Inmates inside Newfoundland's notorious, Victorian-era jail say their mental health is deteriorating as they are allegedly locked in their cellblocks for days and denied visits with their families.

Visits and recreation have been cut back because of staffing shortages, says inmate

The front entrance of Her Majesty's Penitentiary in St. John's, NL. The prison sign is hung on a pale yellow wall, bordering a brick wall with barbed wire on top.
Conditions inside Her Majesty's Penitentiary in St. John's are notoriously terrible. (Sarah Smellie/The Canadian Press)

Inmates inside Newfoundland's notorious, Victorian-era jail say their mental health is deteriorating as they are allegedly locked in their cellblocks for days and denied visits with their families.

Jonathan Payne was distraught as he described feeling rodents crawl over his body while he tried to seek relief from the sweltering heat inside Her Majesty's Penitentiary by sleeping on the concrete floor.

He said in a recent phone call from the St. John's jail that he had only been outside a few times all summer, and that staffing shortages had led to cancelled visits with his family — even those scheduled for video.

Inmate Kevin Reid says men inside the St. John's jail feel they can't show any vulnerability or emotion, and that as their distress grows, they have nobody to turn to about their deteriorating mental state.

He said in a phone call that recreation, including time in the gym, has been cut back drastically due to staffing shortages, eliminating a crucial outlet for inmates to work off increasing tension.

The province's Justice Department was not immediately available for comment.

Officials confirmed last week that an inmate died at the 164-year-old jail, and Payne and Reid say they have been offered no counselling to deal with the death, adding that they rarely have access to counsellors or psychologists at all.

"To be honest, there are guys here whose mental illnesses are deteriorating by the day," Reid said. "Guys here are feeling like they're lost, like there's no hope. I mean, we're not having contact with family, we're not being able to see our friends." 

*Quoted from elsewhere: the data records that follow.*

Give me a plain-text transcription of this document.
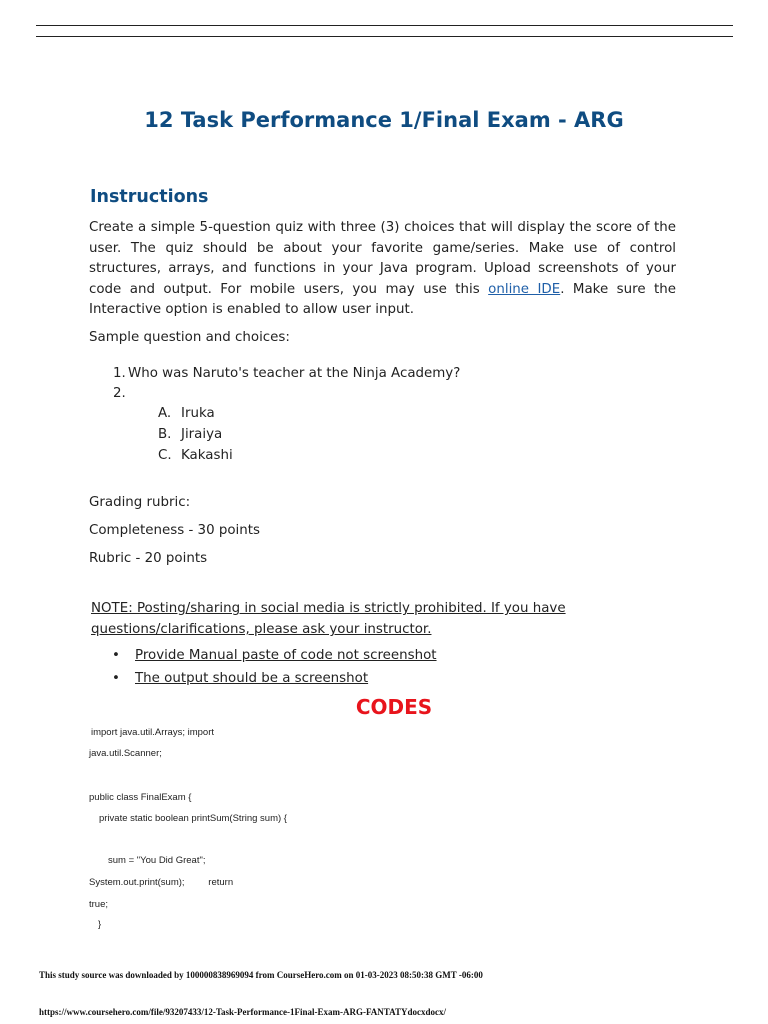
12 Task Performance 1/Final Exam - ARG
Instructions
Create a simple 5-question quiz with three (3) choices that will display the score of the user. The quiz should be about your favorite game/series. Make use of control structures, arrays, and functions in your Java program. Upload screenshots of your code and output. For mobile users, you may use this online IDE. Make sure the Interactive option is enabled to allow user input.
Sample question and choices:
1. Who was Naruto's teacher at the Ninja Academy?
2.
A. Iruka
B. Jiraiya
C. Kakashi
Grading rubric:
Completeness - 30 points
Rubric - 20 points
NOTE: Posting/sharing in social media is strictly prohibited. If you have questions/clarifications, please ask your instructor.
• Provide Manual paste of code not screenshot
• The output should be a screenshot
CODES
import java.util.Arrays; import
java.util.Scanner;
public class FinalExam {
private static boolean printSum(String sum) {
sum = "You Did Great";
System.out.print(sum);         return
true;
}
This study source was downloaded by 100000838969094 from CourseHero.com on 01-03-2023 08:50:38 GMT -06:00
https://www.coursehero.com/file/93207433/12-Task-Performance-1Final-Exam-ARG-FANTATYdocxdocx/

Payne says there is little hope for recovery or rehabilitation in the jail, and people leave in much worse shape than when they arrived.  

"We're like cows going to the slaughter," Payne said.

"We have rights that are not being met. And we're not as bad as people make us out to be. A lot of us actually want help, and we can't get it."

A prison complex on a grassy hill
Newfoundland and Labrador has the highest rate of inmate suicide in Atlantic Canada by jail capacity. (Paul Daly/The Canadian Press)

Newfoundland and Labrador's Justice Department has provided no details about the identity of the inmate who died last week or how they died.

The province has the highest rate of inmate suicide in Atlantic Canada by jail capacity, according to figures from all four provincial governments. Five inmates in provincial facilities died by suicide between 2010 and 2020 in Newfoundland and Labrador, where there are 281 beds across the province's jails. By comparison, five people died by suicide in Nova Scotia jails in that same decade. 

Nova Scotia has a provincial inmate capacity of about 700. 

New Brunswick reported one inmate death by suicide in that time. Prince Edward Island reported none.

Sheila Wildeman, a law professor at Dalhousie University who is part of Nova Scotia's East Coast Prison Justice group, condemned the conditions inside Her Majesty's Penitentiary. Across the country, staffing shortages are leading to unacceptable lockdowns and other harsh conditions for inmates in provincial facilities, she said in an emailed statement earlier this week.

The group is calling for more transparency about deaths and conditions in jails from provincial governments.

"However, the most obvious and constructive thing we can do to prevent further deaths and other grievous harms to the health and human rights of the nation's most vulnerable is invest in the social determinants of health, and moreover, to do so in a way that puts a priority on those experiencing intersecting forms of oppression and vulnerability," Wildeman wrote.

The Newfoundland and Labrador government has promised to build a new jail to replace the crumbling penitentiary. A contract was awarded last year to begin clearing land for the new building.